The High Court ruled on July 25 the council had short-changed a former civil servant who gave up her job to care for her grandchild, after her son and the child’s father, a convicted murderer, had made threats against his own family.
Despite Merton’s social services team approaching her to become the four-year-old child’s special guardian, she was refused the same level of allowance that it would pay to a foster carer.
The child suffers from hyperactivity and both parents are in prison after his father was given a 30-year prison sentence for murder and his mother began a 10-year sentence for drug trafficking.
The special guardian, given the pseudonym “G” to protect the identity of the child (called “C”), also complained the council was underpaying her by nearly £250 a month for nearly a year, forcing her to sell her car.

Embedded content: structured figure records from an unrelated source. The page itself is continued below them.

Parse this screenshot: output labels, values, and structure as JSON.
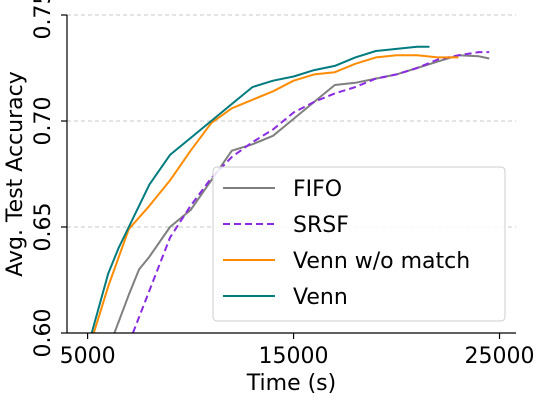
{
  "chart_data": {
    "type": "line",
    "xlabel": "Time (s)",
    "ylabel": "Avg. Test Accuracy",
    "xlim": [
      4000,
      25800
    ],
    "ylim": [
      0.6,
      0.75
    ],
    "xticks": [
      5000,
      15000,
      25000
    ],
    "yticks": [
      0.6,
      0.65,
      0.7,
      0.75
    ],
    "xtick_labels": [
      "5000",
      "15000",
      "25000"
    ],
    "ytick_labels": [
      "0.60",
      "0.65",
      "0.70",
      "0.75"
    ],
    "grid": "horizontal-dashed",
    "legend_position": "lower-right",
    "series": [
      {
        "name": "FIFO",
        "color": "#7f7f7f",
        "dash": "solid",
        "x": [
          6300,
          7000,
          7500,
          8000,
          9000,
          10000,
          11000,
          12000,
          13000,
          14000,
          15000,
          16000,
          17000,
          18000,
          19000,
          20000,
          21000,
          22000,
          23000,
          24000,
          24500
        ],
        "y": [
          0.6,
          0.618,
          0.63,
          0.636,
          0.65,
          0.658,
          0.672,
          0.686,
          0.689,
          0.693,
          0.701,
          0.709,
          0.717,
          0.718,
          0.72,
          0.722,
          0.725,
          0.728,
          0.731,
          0.7305,
          0.7295
        ]
      },
      {
        "name": "SRSF",
        "color": "#8a2be2",
        "dash": "dashed",
        "x": [
          7200,
          8000,
          9000,
          10000,
          11000,
          12000,
          13000,
          14000,
          15000,
          16000,
          17000,
          18000,
          19000,
          20000,
          21000,
          22000,
          23000,
          24000,
          24500
        ],
        "y": [
          0.6,
          0.62,
          0.645,
          0.66,
          0.673,
          0.683,
          0.69,
          0.696,
          0.704,
          0.709,
          0.713,
          0.716,
          0.72,
          0.722,
          0.725,
          0.729,
          0.731,
          0.7325,
          0.7325
        ]
      },
      {
        "name": "Venn w/o match",
        "color": "#ff8c00",
        "dash": "solid",
        "x": [
          5300,
          6000,
          7000,
          8000,
          9000,
          10000,
          11000,
          12000,
          13000,
          14000,
          15000,
          16000,
          17000,
          18000,
          19000,
          20000,
          21000,
          22000,
          23000
        ],
        "y": [
          0.6,
          0.622,
          0.649,
          0.66,
          0.672,
          0.686,
          0.699,
          0.706,
          0.71,
          0.714,
          0.719,
          0.722,
          0.723,
          0.727,
          0.73,
          0.731,
          0.731,
          0.73,
          0.73
        ]
      },
      {
        "name": "Venn",
        "color": "#007b7f",
        "dash": "solid",
        "x": [
          5200,
          6000,
          6500,
          7000,
          8000,
          9000,
          10000,
          11000,
          12000,
          13000,
          14000,
          15000,
          16000,
          17000,
          18000,
          19000,
          20000,
          21000,
          21600
        ],
        "y": [
          0.6,
          0.628,
          0.64,
          0.65,
          0.67,
          0.684,
          0.692,
          0.7,
          0.708,
          0.716,
          0.719,
          0.721,
          0.724,
          0.726,
          0.73,
          0.733,
          0.734,
          0.735,
          0.735
        ]
      }
    ]
  }
}
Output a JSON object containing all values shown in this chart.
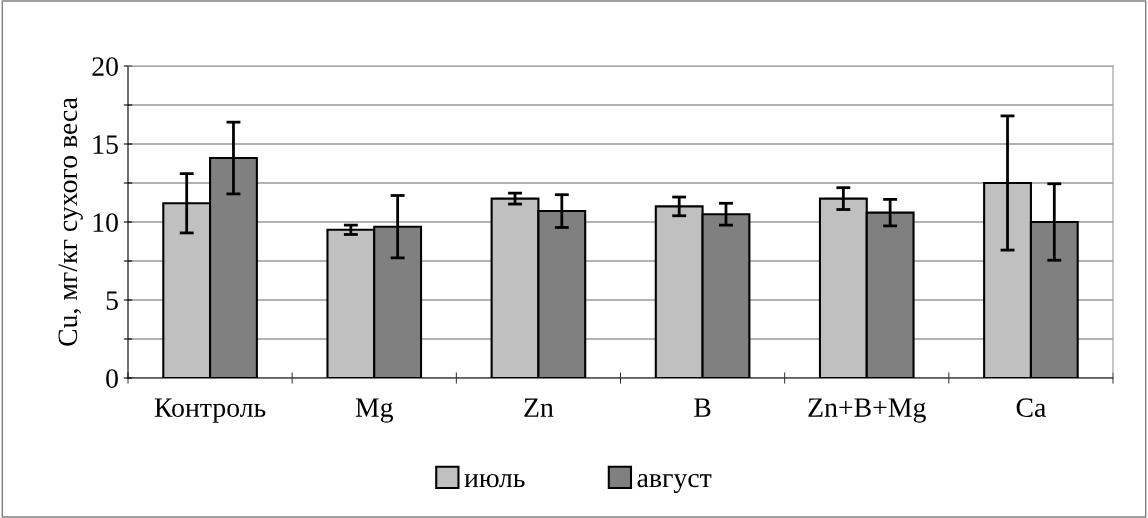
{
  "chart_data": {
    "type": "bar",
    "ylabel": "Cu, мг/кг сухого веса",
    "categories": [
      "Контроль",
      "Mg",
      "Zn",
      "B",
      "Zn+B+Mg",
      "Ca"
    ],
    "series": [
      {
        "name": "июль",
        "color": "#c0c0c0",
        "values": [
          11.2,
          9.5,
          11.5,
          11.0,
          11.5,
          12.5
        ],
        "errors": [
          1.9,
          0.3,
          0.35,
          0.6,
          0.7,
          4.3
        ]
      },
      {
        "name": "август",
        "color": "#808080",
        "values": [
          14.1,
          9.7,
          10.7,
          10.5,
          10.6,
          10.0
        ],
        "errors": [
          2.3,
          2.0,
          1.05,
          0.7,
          0.85,
          2.45
        ]
      }
    ],
    "ylim": [
      0,
      20
    ],
    "yticks": [
      0,
      {
        "value": 2.5,
        "label": null
      },
      5,
      {
        "value": 7.5,
        "label": null
      },
      10,
      {
        "value": 12.5,
        "label": null
      },
      15,
      {
        "value": 17.5,
        "label": null
      },
      20
    ],
    "grid": "y",
    "legend": "bottom"
  }
}
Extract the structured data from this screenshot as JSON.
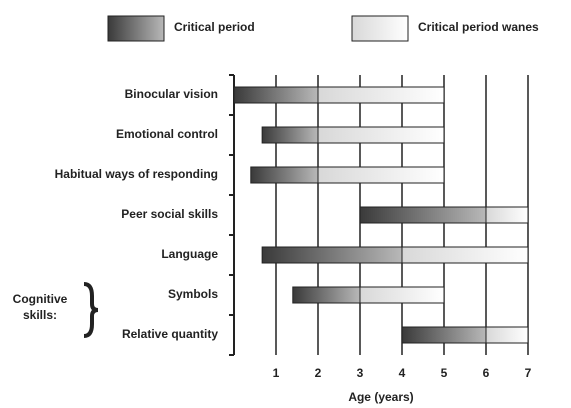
{
  "chart_data": {
    "type": "range-bar",
    "categories": [
      "Binocular vision",
      "Emotional control",
      "Habitual ways of responding",
      "Peer social skills",
      "Language",
      "Symbols",
      "Relative quantity"
    ],
    "series": [
      {
        "name": "Critical period",
        "color": [
          "#3a3a3a",
          "#b8b8b8"
        ],
        "values": [
          [
            0,
            2
          ],
          [
            0.67,
            2
          ],
          [
            0.4,
            2
          ],
          [
            3,
            6
          ],
          [
            0.67,
            4
          ],
          [
            1.4,
            3
          ],
          [
            4,
            6
          ]
        ]
      },
      {
        "name": "Critical period wanes",
        "color": [
          "#d8d8d8",
          "#ffffff"
        ],
        "values": [
          [
            2,
            5
          ],
          [
            2,
            5
          ],
          [
            2,
            5
          ],
          [
            6,
            7
          ],
          [
            4,
            7
          ],
          [
            3,
            5
          ],
          [
            6,
            7
          ]
        ]
      }
    ],
    "annotation": [
      "Cognitive",
      "skills:"
    ],
    "xlabel": "Age (years)",
    "xlim": [
      0,
      7
    ],
    "xticks": [
      1,
      2,
      3,
      4,
      5,
      6,
      7
    ],
    "grid": true
  }
}
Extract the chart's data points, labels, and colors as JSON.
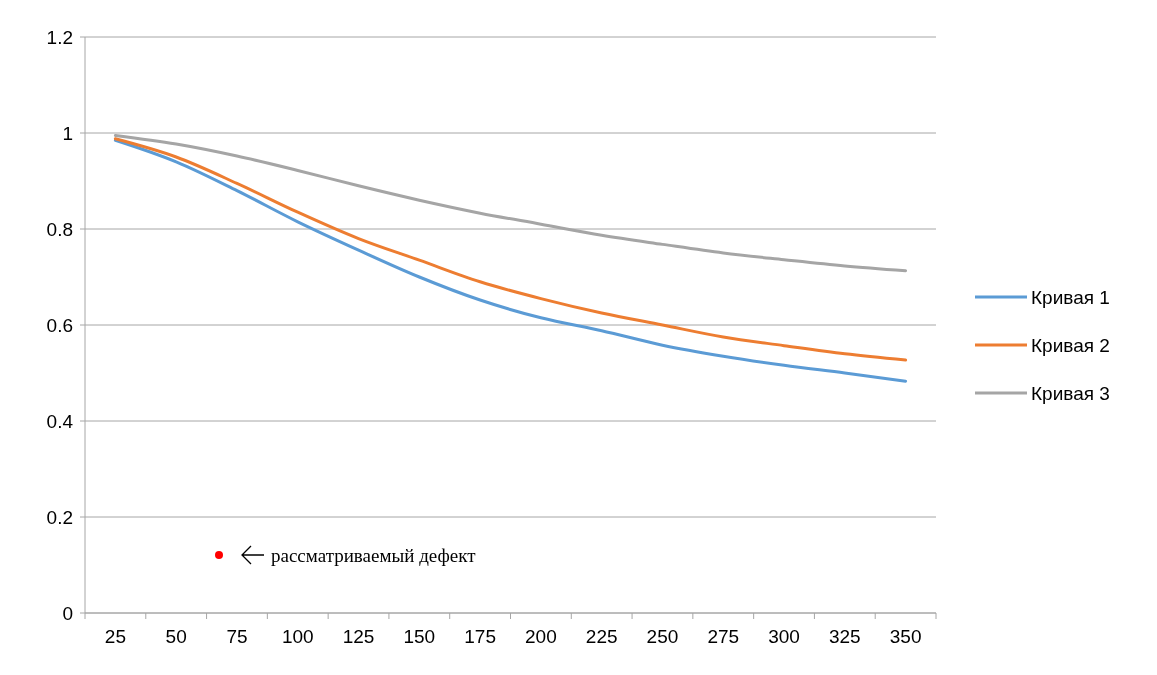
{
  "chart_data": {
    "type": "line",
    "categories": [
      "25",
      "50",
      "75",
      "100",
      "125",
      "150",
      "175",
      "200",
      "225",
      "250",
      "275",
      "300",
      "325",
      "350"
    ],
    "series": [
      {
        "name": "Кривая 1",
        "color": "#5b9bd5",
        "values": [
          0.985,
          0.94,
          0.88,
          0.815,
          0.756,
          0.7,
          0.652,
          0.615,
          0.588,
          0.558,
          0.535,
          0.516,
          0.5,
          0.483
        ]
      },
      {
        "name": "Кривая 2",
        "color": "#ed7d31",
        "values": [
          0.988,
          0.95,
          0.895,
          0.835,
          0.78,
          0.735,
          0.69,
          0.655,
          0.625,
          0.6,
          0.575,
          0.557,
          0.54,
          0.527
        ]
      },
      {
        "name": "Кривая 3",
        "color": "#a5a5a5",
        "values": [
          0.995,
          0.977,
          0.952,
          0.922,
          0.89,
          0.86,
          0.833,
          0.81,
          0.787,
          0.768,
          0.75,
          0.736,
          0.723,
          0.713
        ]
      }
    ],
    "ylim": [
      0,
      1.2
    ],
    "yticks": [
      0,
      0.2,
      0.4,
      0.6,
      0.8,
      1,
      1.2
    ],
    "grid": "y",
    "legend": "right",
    "marker": "none",
    "line_style": "solid",
    "annotations": [
      "рассматриваемый дефект"
    ]
  }
}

The council admitted it had made a mistake and had repaid the amount with interest, but G complained she was still being paid one-third less than foster parents get for additional costs of bringing up a child.
In his judgment, Mr Justice Edwards-Stuart, said: “She says she was told at that time that she would receive an allowance to care for C in line with foster care allowances within the borough and that, in effect, she was C’s last chance because otherwise he would probably be offered for adoption.
“However, the claimant was aware that, C being a young Afro-Caribbean boy, it was quite likely that he would not be adopted and would therefore remain in permanent foster care.”
C’s solicitor, Miss Fiona Scolding, argued Merton was applying a means test that was so heavily slanted against the special guardian that it would deter others from volunteering for the role.
However, Miss Mai Ling Savage, representing Merton, said the costs of looking after a child in foster care were 50 per cent higher than looking after a birth child, and that these additional costs did not apply to a child cared for by a special guardian.
When asked, Merton Council refused to comment on how many special guardians there are in the borough that would be affected by the court’s ruling.
The council has now been ordered to create a new special guardianship policy by December 1.
The council’s cabinet member for children’s services, Councillor Maxi Martin said: “We are reflecting on this judgement which is detailed and needs careful consideration. In light of the findings we are carrying out our regular review earlier than previously scheduled.”
It revealed children in Merton wait an average of nearly three years to be adopted.
Statistics, taken between 2009 and 2011, showed 982 days was the average time for a child to be put into care and adopted – 15 months longer than in Kingston-upon-Thames.